01 —Materials
Why herringbone still sets the standard.
Geometry, light, and a pattern that has held its place since the 1600s.

Herringbone is one of the oldest flooring patterns still in continuous use — Roman engineers set stones in the same interlocking V to hold their roads together, and by the 1600s French parquetiers had refined it into the floors of grand houses. Four centuries later it has outlived every passing fashion. That endurance is not nostalgia. It is geometry.
A herringbone floor is built from identical rectangular blocks turned ninety degrees to one another, so each block braces the next. The eye reads the resulting zig-zag as movement and depth rather than a flat plane, and because the grain of every second block runs across the light, the surface never looks uniform. Move through the room and the pattern shifts with you — one shaft of afternoon sun will pick out a run of blocks that were invisible a moment before. It is the reason a herringbone floor feels alive in a way a straight-plank floor rarely does.

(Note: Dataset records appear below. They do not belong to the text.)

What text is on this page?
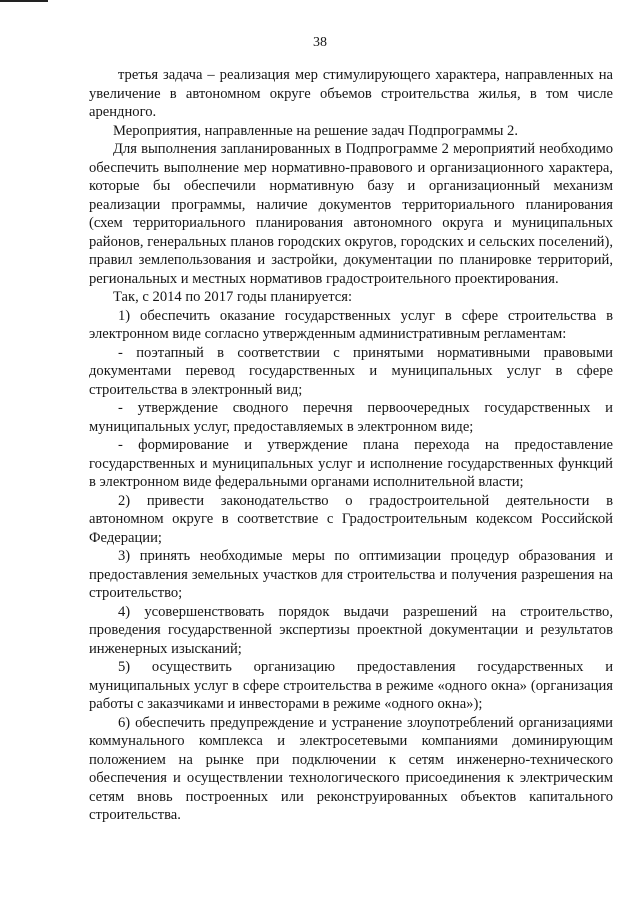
38

третья задача – реализация мер стимулирующего характера, направленных на увеличение в автономном округе объемов строительства жилья, в том числе арендного.

Мероприятия, направленные на решение задач Подпрограммы 2.

Для выполнения запланированных в Подпрограмме 2 мероприятий необходимо обеспечить выполнение мер нормативно-правового и организационного характера, которые бы обеспечили нормативную базу и организационный механизм реализации программы, наличие документов территориального планирования (схем территориального планирования автономного округа и муниципальных районов, генеральных планов городских округов, городских и сельских поселений), правил землепользования и застройки, документации по планировке территорий, региональных и местных нормативов градостроительного проектирования.

Так, с 2014 по 2017 годы планируется:

1) обеспечить оказание государственных услуг в сфере строительства в электронном виде согласно утвержденным административным регламентам:

- поэтапный в соответствии с принятыми нормативными правовыми документами перевод государственных и муниципальных услуг в сфере строительства в электронный вид;

- утверждение сводного перечня первоочередных государственных и муниципальных услуг, предоставляемых в электронном виде;

- формирование и утверждение плана перехода на предоставление государственных и муниципальных услуг и исполнение государственных функций в электронном виде федеральными органами исполнительной власти;

2) привести законодательство о градостроительной деятельности в автономном округе в соответствие с Градостроительным кодексом Российской Федерации;

3) принять необходимые меры по оптимизации процедур образования и предоставления земельных участков для строительства и получения разрешения на строительство;

4) усовершенствовать порядок выдачи разрешений на строительство, проведения государственной экспертизы проектной документации и результатов инженерных изысканий;

5) осуществить организацию предоставления государственных и муниципальных услуг в сфере строительства в режиме «одного окна» (организация работы с заказчиками и инвесторами в режиме «одного окна»);

6) обеспечить предупреждение и устранение злоупотреблений организациями коммунального комплекса и электросетевыми компаниями доминирующим положением на рынке при подключении к сетям инженерно-технического обеспечения и осуществлении технологического присоединения к электрическим сетям вновь построенных или реконструированных объектов капитального строительства.
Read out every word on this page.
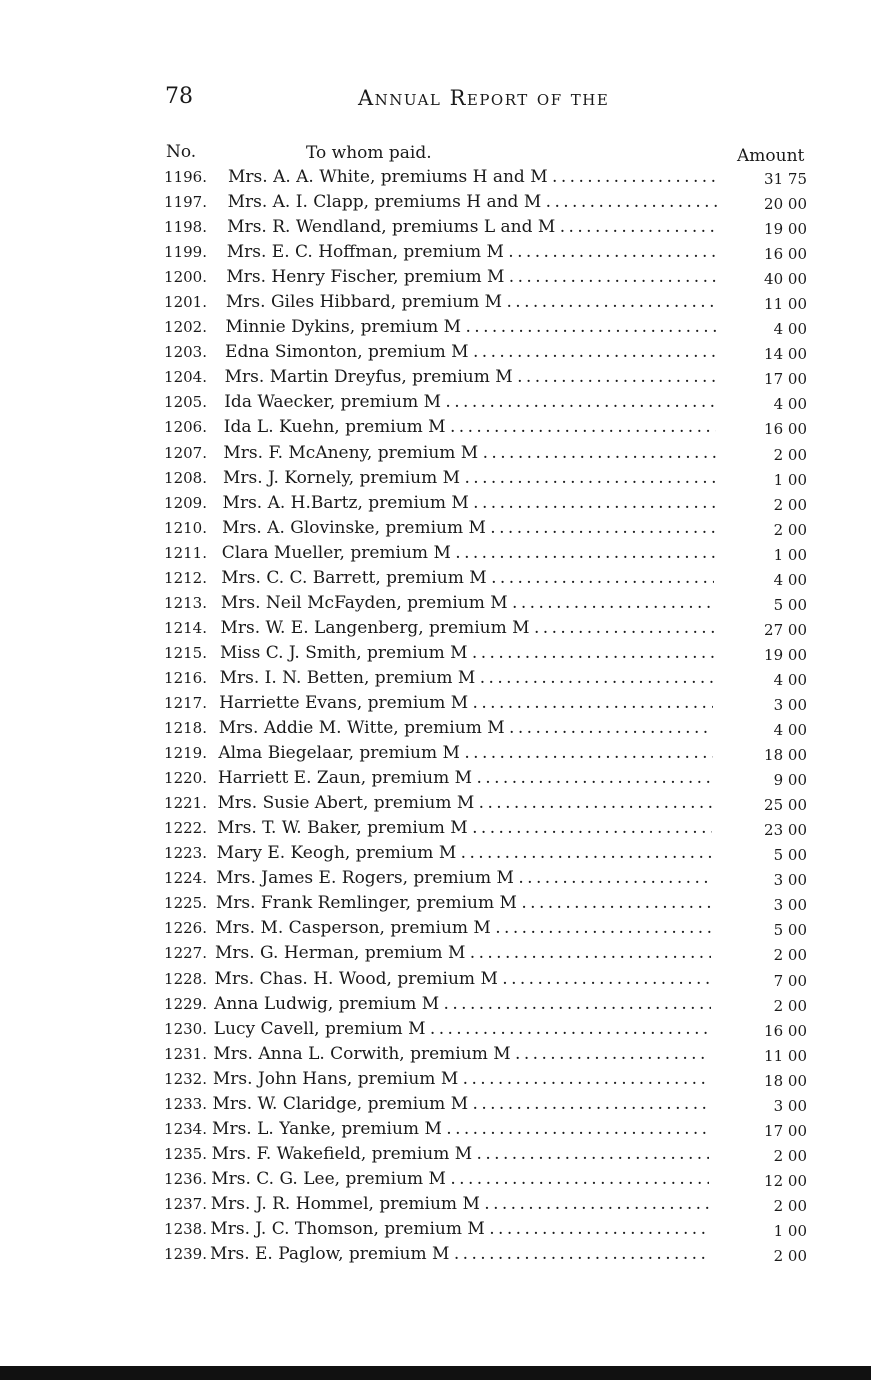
78	Annual Report of the
No.	To whom paid.	Amount
1196. Mrs. A. A. White, premiums H and M . . .	31 75
1197. Mrs. A. I. Clapp, premiums H and M . . .	20 00
1198. Mrs. R. Wendland, premiums L and M . . .	19 00
1199. Mrs. E. C. Hoffman, premium M . . .	16 00
1200. Mrs. Henry Fischer, premium M . . .	40 00
1201. Mrs. Giles Hibbard, premium M . . .	11 00
1202. Minnie Dykins, premium M . . .	4 00
1203. Edna Simonton, premium M . . .	14 00
1204. Mrs. Martin Dreyfus, premium M . . .	17 00
1205. Ida Waecker, premium M . . .	4 00
1206. Ida L. Kuehn, premium M . . .	16 00
1207. Mrs. F. McAneny, premium M . . .	2 00
1208. Mrs. J. Kornely, premium M . . .	1 00
1209. Mrs. A. H.Bartz, premium M . . .	2 00
1210. Mrs. A. Glovinske, premium M . . .	2 00
1211. Clara Mueller, premium M . . .	1 00
1212. Mrs. C. C. Barrett, premium M . . .	4 00
1213. Mrs. Neil McFayden, premium M . . .	5 00
1214. Mrs. W. E. Langenberg, premium M . . .	27 00
1215. Miss C. J. Smith, premium M . . .	19 00
1216. Mrs. I. N. Betten, premium M . . .	4 00
1217. Harriette Evans, premium M . . .	3 00
1218. Mrs. Addie M. Witte, premium M . . .	4 00
1219. Alma Biegelaar, premium M . . .	18 00
1220. Harriett E. Zaun, premium M . . .	9 00
1221. Mrs. Susie Abert, premium M . . .	25 00
1222. Mrs. T. W. Baker, premium M . . .	23 00
1223. Mary E. Keogh, premium M . . .	5 00
1224. Mrs. James E. Rogers, premium M . . .	3 00
1225. Mrs. Frank Remlinger, premium M . . .	3 00
1226. Mrs. M. Casperson, premium M . . .	5 00
1227. Mrs. G. Herman, premium M . . .	2 00
1228. Mrs. Chas. H. Wood, premium M . . .	7 00
1229. Anna Ludwig, premium M . . .	2 00
1230. Lucy Cavell, premium M . . .	16 00
1231. Mrs. Anna L. Corwith, premium M . . .	11 00
1232. Mrs. John Hans, premium M . . .	18 00
1233. Mrs. W. Claridge, premium M . . .	3 00
1234. Mrs. L. Yanke, premium M . . .	17 00
1235. Mrs. F. Wakefield, premium M . . .	2 00
1236. Mrs. C. G. Lee, premium M . . .	12 00
1237. Mrs. J. R. Hommel, premium M . . .	2 00
1238. Mrs. J. C. Thomson, premium M . . .	1 00
1239. Mrs. E. Paglow, premium M . . .	2 00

That richness is unforgiving to lay. The whole pattern hangs off a single setting-out line struck down the centre of the room; every block references it, so a first course that is a millimetre out compounds into a visible drift by the far wall. Long sightlines and generous daylight — exactly the conditions of a Jeddah villa — expose the smallest error in angle or joint. We set out with a laser, prepare the subfloor flat to DIN standard, and lay the field by hand, working outward from the datum so the pattern runs true across rooms and thresholds.
Chosen well, herringbone rewards the discipline. Engineered oak gives it the dimensional stability the Kingdom's climate demands while keeping a real-wood top layer that can be refinished for decades. The pattern that defined a luxury floor in 1650 still does the same thing today — it turns a floor into the quiet architecture of a room.